A group of people has defaced a laneway in the Australian city of Melbourne, spraying paint over its world-renowned street art and graffiti which has accumulated over decades.
A video posted to social media on Sunday showed over 10 perpetrators, with their faces covered, spraying paint from adapted fire extinguishers across the walls of Hosier Lane in broad daylight.The motivation for the attack is unclear but Melbourne Lord Mayor Sally Capp described it as an act of vandalism and said that the matter had been referred to the police.
"Melbourne is the street-art capital of Australia. We recognize the importance of street art to our city's culture, particularly as an attraction for local and overseas visitors," she said in a statement.
"We see this act as vandalism, particularly given the damage they've done to the pavement and cobblestones."

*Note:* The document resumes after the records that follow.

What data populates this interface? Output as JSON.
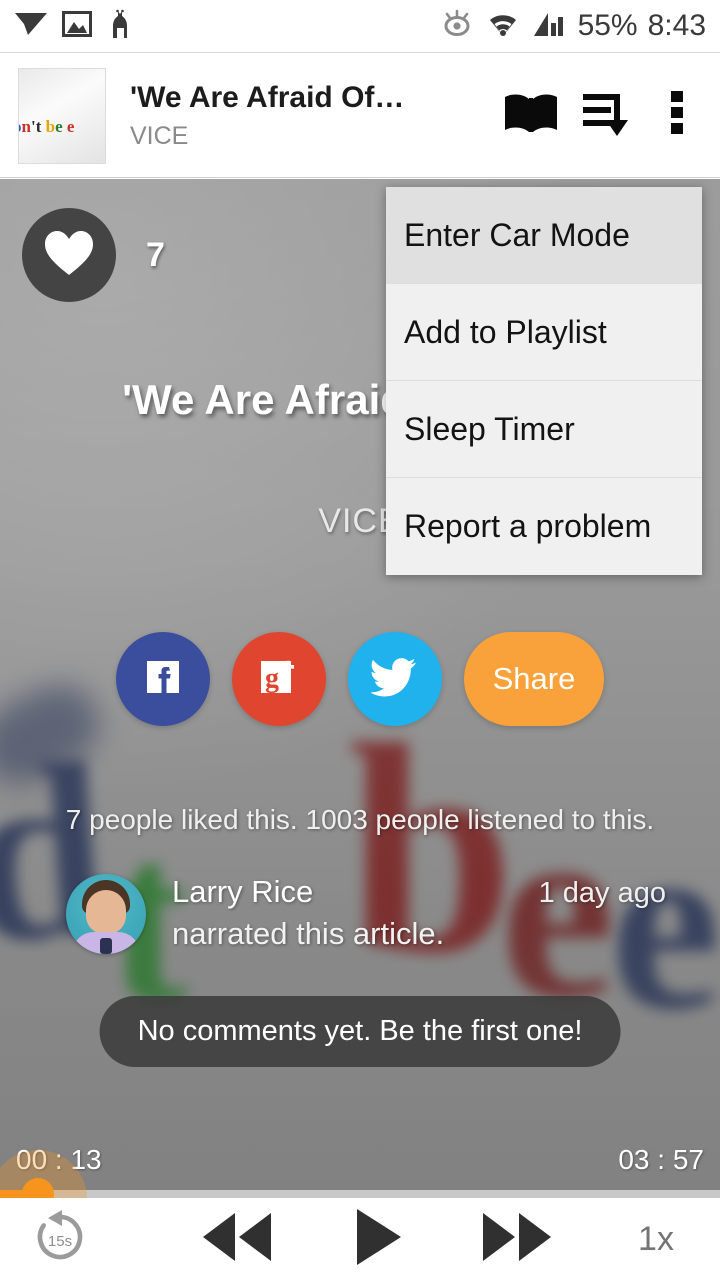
{
  "status_bar": {
    "icons_left": [
      "paper-plane-icon",
      "image-icon",
      "llama-icon"
    ],
    "icons_right": [
      "eye-icon",
      "wifi-icon",
      "signal-icon"
    ],
    "battery": "55%",
    "time": "8:43"
  },
  "app_bar": {
    "thumbnail_text": "on't be e",
    "title": "'We Are Afraid Of…",
    "subtitle": "VICE",
    "actions": [
      "book-icon",
      "playlist-download-icon",
      "overflow-icon"
    ]
  },
  "player": {
    "like_count": "7",
    "hero_title": "'We Are Afraid Of Them'",
    "hero_publisher": "VICE",
    "social": [
      {
        "name": "facebook",
        "label": "f",
        "color": "#3b4e9e"
      },
      {
        "name": "googleplus",
        "label": "g+",
        "color": "#e0452f"
      },
      {
        "name": "twitter",
        "label": "",
        "color": "#20b2ec"
      }
    ],
    "share_label": "Share",
    "share_color": "#f9a13b",
    "stats": "7 people liked this. 1003 people listened to this.",
    "narrator_name": "Larry Rice",
    "narrator_time": "1 day ago",
    "narrator_action": "narrated this article.",
    "comments": "No comments yet. Be the first one!",
    "elapsed": "00 : 13",
    "remaining": "03 : 57",
    "progress_percent": 5,
    "accent_color": "#f7941e"
  },
  "controls": {
    "rewind_label": "15s",
    "speed_label": "1x",
    "buttons": [
      "rewind-15-icon",
      "previous-icon",
      "play-icon",
      "next-icon"
    ]
  },
  "overflow_menu": {
    "items": [
      {
        "label": "Enter Car Mode",
        "highlighted": true
      },
      {
        "label": "Add to Playlist",
        "highlighted": false
      },
      {
        "label": "Sleep Timer",
        "highlighted": false
      },
      {
        "label": "Report a problem",
        "highlighted": false
      }
    ]
  }
}
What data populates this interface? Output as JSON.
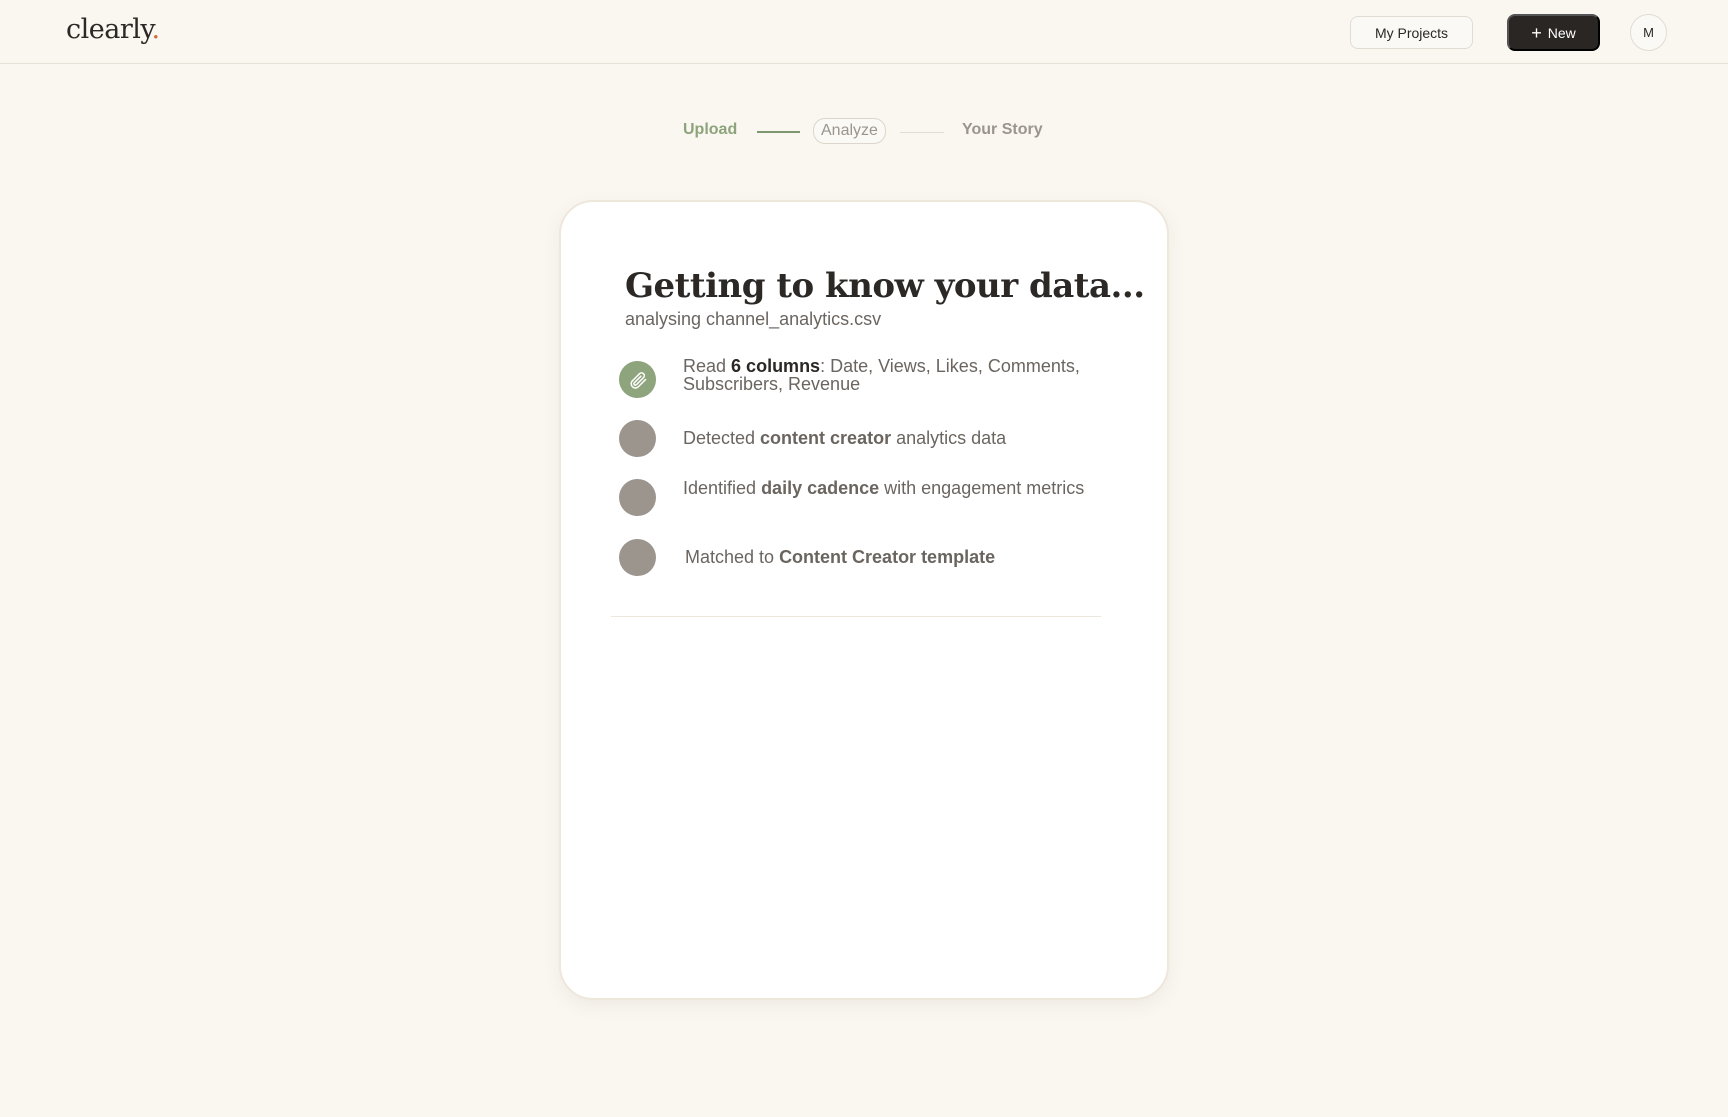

Melbourne's street artworks greatly contribute to the city's international appeal and Hosier Lane itself attracts roughly 5,000 visitors per day, according to authorities.
However, some have speculated that the act was in fact a response to the commercialization of the laneway and was a means of recapturing the space for more radical street artists.
Director of Melbourne's new urban art and street art festival, Can't Do Tomorrow, Zoe Paulsen told Fairfax media that the group may have been making a cultural or political statement."There's a lot of conversation within the street and graffiti world about Hosier Lane," she said.
"It has become fairly commercial these days, with corporates commissioning artworks in the lane."
Paulsen said that most street artists accept that the nature of their medium being temporary and that artists will likely emerge to paint over the vandalism and make their own mark on the iconic walls.
"So many artists in the lane know their work can be there one day and gone the next," she said.
"They have provided the space with a whole new canvas."